Повернулся ключ в замке, и в кабинет зашли трое парней. Позади них
стоял человек в очках.
- Ну вот, - сказал Николай, - и психиатр пришел.
Оценил на глаз расстояние до окна, в два прыжка преодолел эти метры,
вспрыгнул на подоконник и, не дав никому опомниться, оттолкнулся от
карниза. Уроки, полученные во сне, не прошли даром. Запульсировало в
животе, его встряхнуло, как на ухабе, и, медленно спланировав с высоты
третьего этажа, он опустился на газон.


- Ну, что сказали врачи? - сразу же спросила Дина.
- Что я совершенно здоров. Они извинились за ошибку в диагнозе и очень
рады за меня... Нет, в самом деле, Динка, я здоров, и никакой опухоли у
меня нет.
Дина опустилась на стул, и по ее растерянному лицу можно было понять,
что она и сама не знает, плакать ей или смеяться.

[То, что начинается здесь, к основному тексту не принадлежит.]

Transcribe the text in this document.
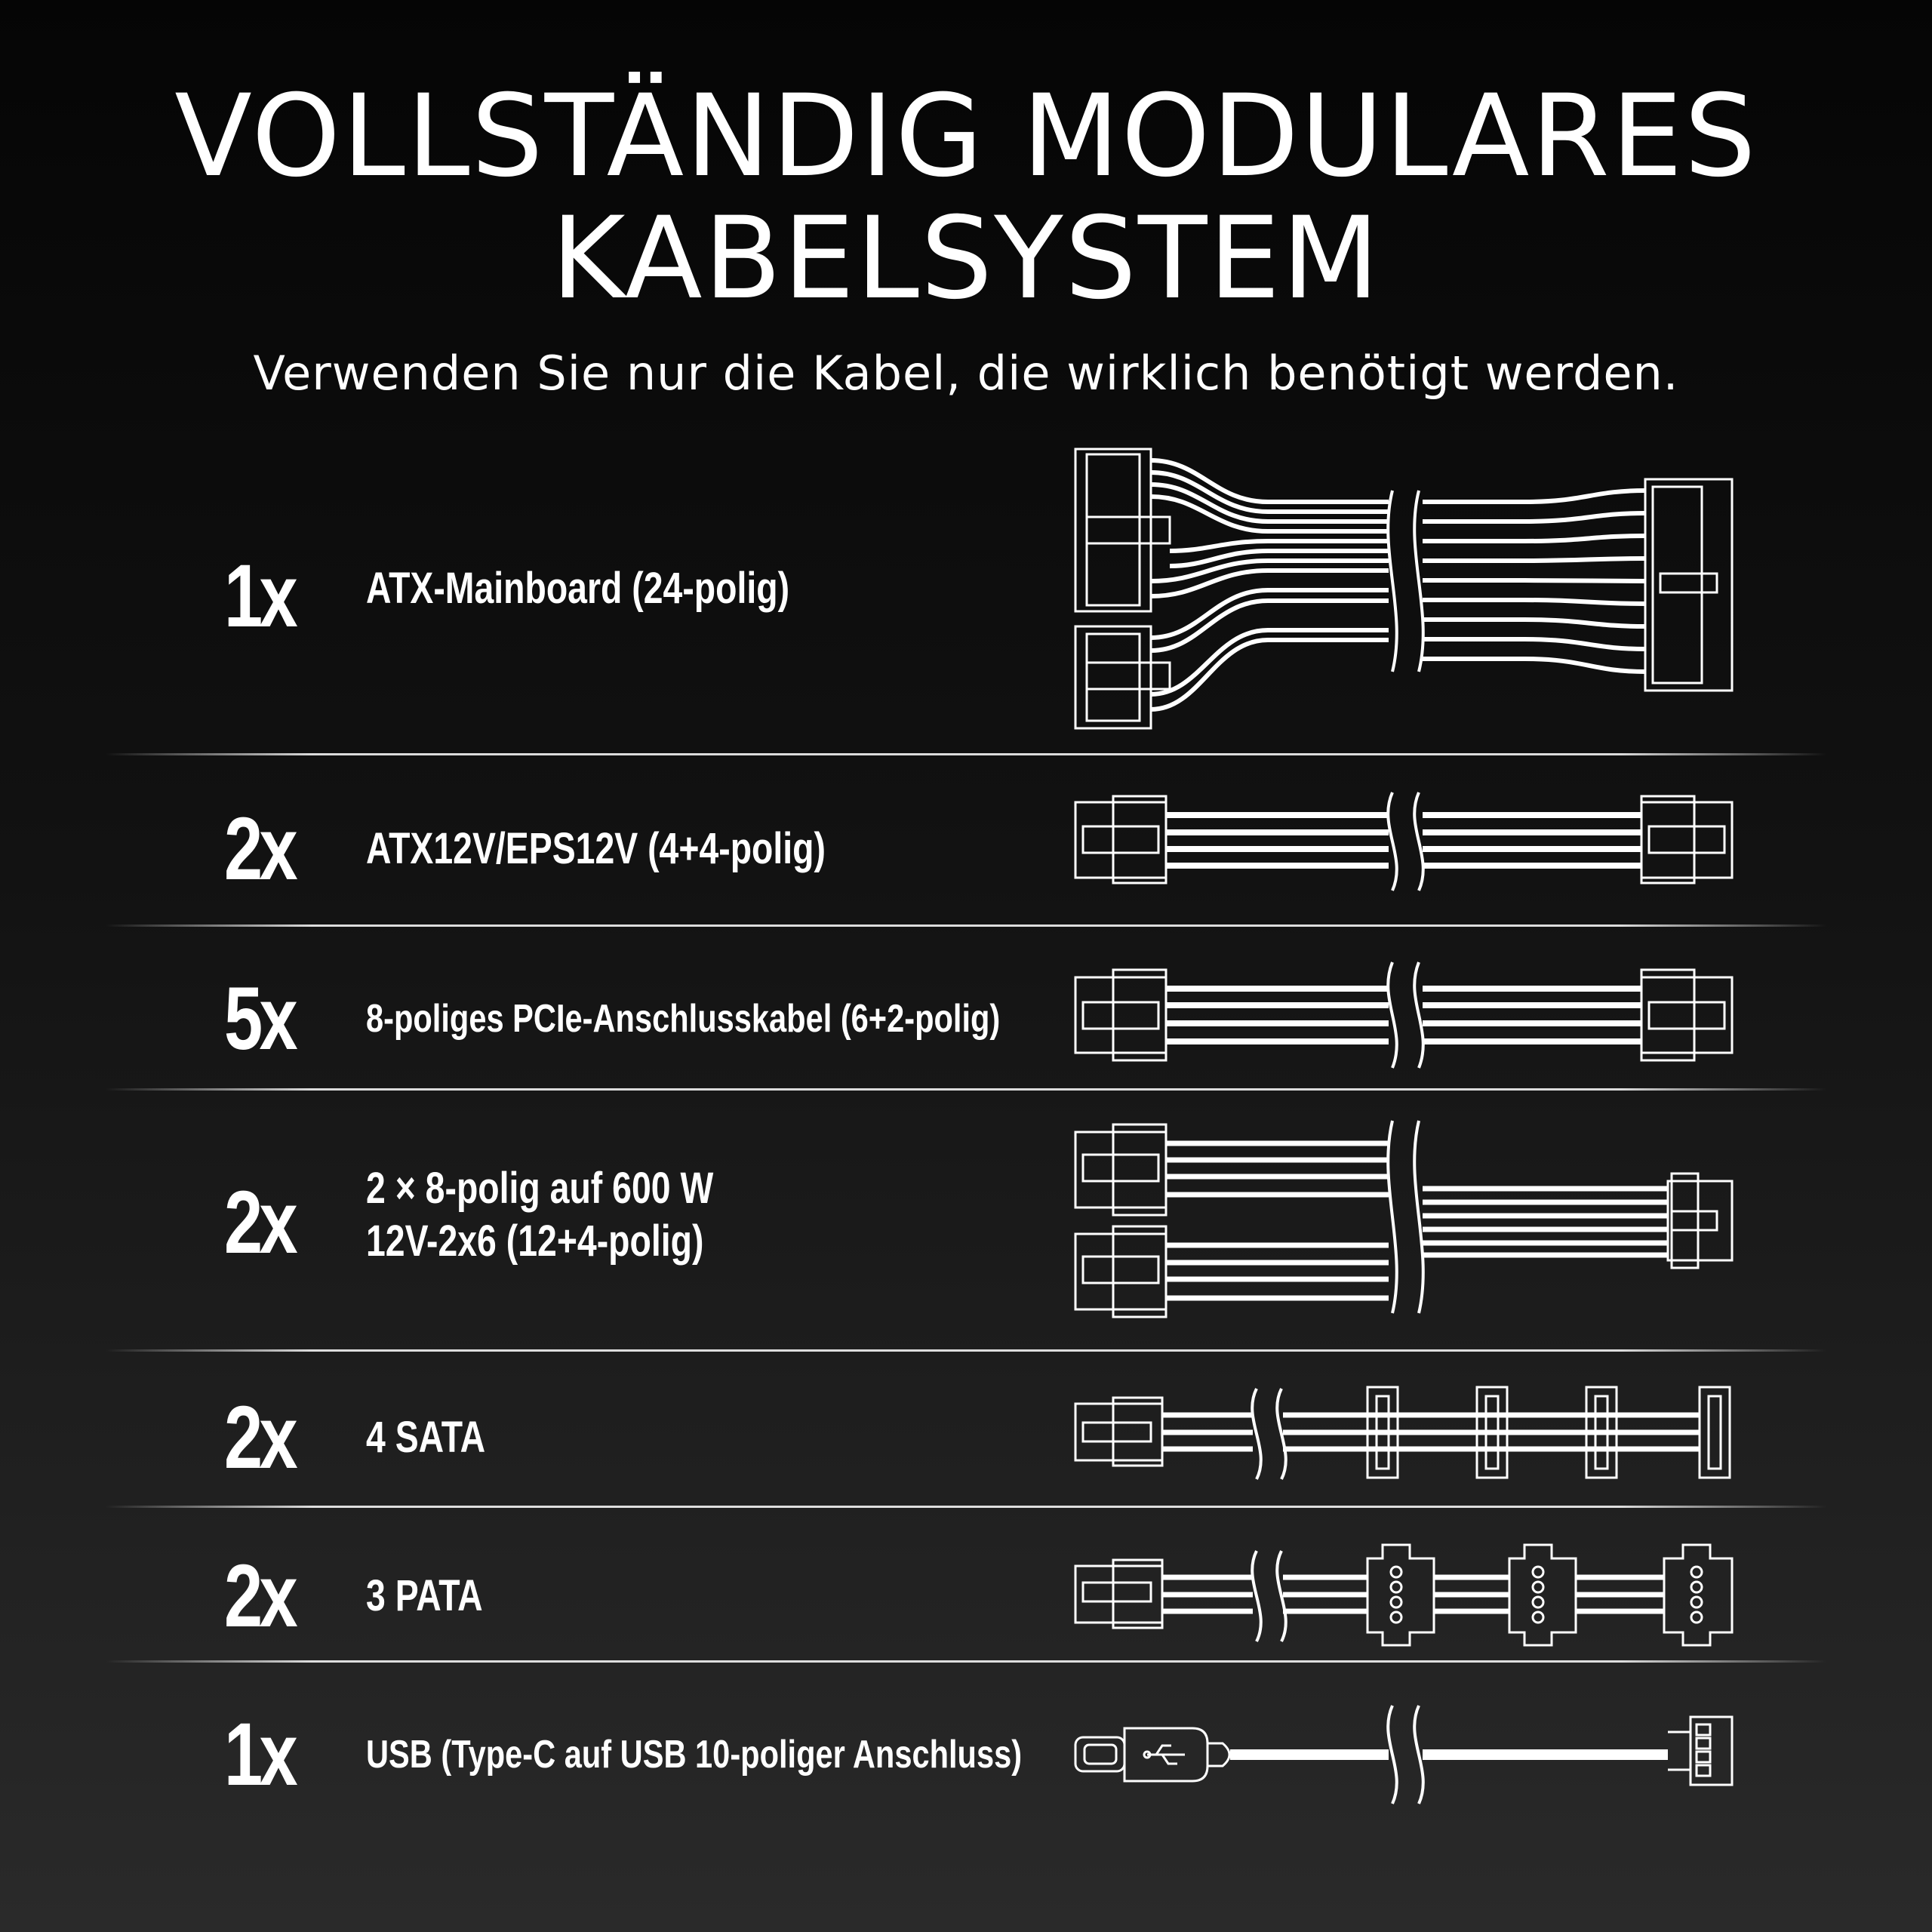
VOLLSTÄNDIG MODULARES
KABELSYSTEM
Verwenden Sie nur die Kabel, die wirklich benötigt werden.
1x ATX-Mainboard (24-polig)
2x ATX12V/EPS12V (4+4-polig)
5x 8-poliges PCIe-Anschlusskabel (6+2-polig)
2x 2 × 8-polig auf 600 W
12V-2x6 (12+4-polig)
2x 4 SATA
2x 3 PATA
1x USB (Type-C auf USB 10-poliger Anschluss)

Но потом все-таки
сделала выбор и заплакала.
- Я не хотела говорить тебе, я и в самом деле думала, что ты умрешь.
Прости меня за это. Но я заботилась о тебе не из-за жалости. Я люблю тебя.
- Странно, что мы никогда не говорили об этом. Ах ты, вольная птица.
Он погладил ее по голове. Волосы ее падали на глаза, и он не видел их,
а это было очень важно. Видеть ее глаза.
- Я хотела, чтобы после тебя остались не только эти картины. Сейчас,
наверное, можно сказать.
- Можешь и не говорить. Я буду учить его летать. Хотя, кто знает,
может, он будет уметь делать это с рождения. То-то хлопот тебе будет...
И он рассмеялся, поднял ее на руки и, мягко оторвавшись от пола,
поднялся к потолку. Звякнула люстра.